Bought from Everton, in mysterious circumstances, by Kenny Dalglish, Speed survived the meltdown of the Gullit regime untarnished and really blossomed for Newcastle during the reign of Sir Bobby Robson. Robson first assembled a team of raw power where the aerial ability of Speed aligned to that of Shearer, Ferguson, Lee and Dabizas could prove unplayable. When that team evolved into the Dyer, Robert, Bellamy raw pace years, Speed was often at the fulcrum, holding it all together. Around this time The Prodigy released an album entitled ‘Always Outnumbered Never Outgunned’ and in the course of one match report I wrote that Gary Speed should be on the cover.

For the sake of research I have had cause to watch and re-watch Newcastle’s 2-2 draw against Inter Milan in the San Siro in the Champions League several times. It is arguably Gary Speed’s finest hour in black and white. He is utterly indomitable, his short and long range passing is immaculate, he works tirelessly and intelligently for 90 minutes and is awesome. It is my second favourite memory of him.

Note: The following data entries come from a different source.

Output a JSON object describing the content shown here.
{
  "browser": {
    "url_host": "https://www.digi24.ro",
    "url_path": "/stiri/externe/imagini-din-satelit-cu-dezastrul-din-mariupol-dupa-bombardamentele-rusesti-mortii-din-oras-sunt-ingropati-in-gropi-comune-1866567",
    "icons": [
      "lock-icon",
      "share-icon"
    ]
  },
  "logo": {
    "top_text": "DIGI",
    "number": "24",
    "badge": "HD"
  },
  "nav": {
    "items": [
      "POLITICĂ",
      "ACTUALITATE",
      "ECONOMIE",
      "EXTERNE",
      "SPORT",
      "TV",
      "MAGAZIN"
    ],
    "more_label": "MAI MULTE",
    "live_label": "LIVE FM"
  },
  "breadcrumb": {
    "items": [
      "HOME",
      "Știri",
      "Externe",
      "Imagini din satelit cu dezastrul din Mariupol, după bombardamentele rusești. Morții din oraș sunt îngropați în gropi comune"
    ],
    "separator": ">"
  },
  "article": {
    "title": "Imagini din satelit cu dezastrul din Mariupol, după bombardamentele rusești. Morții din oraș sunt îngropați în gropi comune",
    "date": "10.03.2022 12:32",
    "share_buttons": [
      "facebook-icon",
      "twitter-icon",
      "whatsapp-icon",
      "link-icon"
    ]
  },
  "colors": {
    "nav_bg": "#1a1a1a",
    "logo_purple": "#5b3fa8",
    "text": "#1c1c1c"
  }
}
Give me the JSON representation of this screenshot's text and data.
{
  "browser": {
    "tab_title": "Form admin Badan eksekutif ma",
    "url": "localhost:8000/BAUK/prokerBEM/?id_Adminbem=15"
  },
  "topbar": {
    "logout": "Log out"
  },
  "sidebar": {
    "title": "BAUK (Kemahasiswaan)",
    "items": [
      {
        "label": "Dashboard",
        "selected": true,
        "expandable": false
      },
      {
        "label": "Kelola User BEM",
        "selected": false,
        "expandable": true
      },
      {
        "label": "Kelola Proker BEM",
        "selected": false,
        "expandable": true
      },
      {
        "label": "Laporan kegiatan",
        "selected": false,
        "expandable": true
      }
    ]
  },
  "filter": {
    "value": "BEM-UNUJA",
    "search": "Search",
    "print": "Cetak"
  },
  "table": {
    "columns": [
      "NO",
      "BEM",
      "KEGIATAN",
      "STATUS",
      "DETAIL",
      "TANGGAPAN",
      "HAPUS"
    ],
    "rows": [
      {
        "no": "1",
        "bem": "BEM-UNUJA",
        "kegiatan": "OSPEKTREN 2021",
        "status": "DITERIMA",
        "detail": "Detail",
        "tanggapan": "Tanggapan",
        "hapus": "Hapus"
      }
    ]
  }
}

The first; Wifey and I somehow got ourselves invited to the opening of The Baltic Art Gallery. The place was, as you might expect, fair riddled with poseurs and snobs. We were grateful to run into some friends who were neither and within their company were Mr and Mrs Gary Speed who were utterly unassuming and charming. I was struck quite dumb, not just because I rated Speed and the only thing I could think to say would have been (in a jabbering high pitched squeak), “You know at corners when you go to run to the near post then turn away like you can’t be bothered, then go anyway but really fast and determined, then you jump higher than everybody else to head the ball in the goal. I love it when you do that. Can you actually fly?”. I was also undone by how gorgeous he was up close; he had an aura, he positively glowed. He was tall and well built obviously but he had the brightest blue eyes I have ever seen. He drank his orange juice and went home early.

Being a rich handsome professional footballer you wouldn’t be surprised if he was a bit aloof or, let’s be honest, a complete knob, but he obviously wasn’t. He seems to be universally well thought of and admired for his professionalism and humanity. What circumstances led to such a stupid death will be speculated on at length but they must not be allowed to overshadow Gary Speed the player and the man because if more players were like Gary Speed, more players would be better thought of.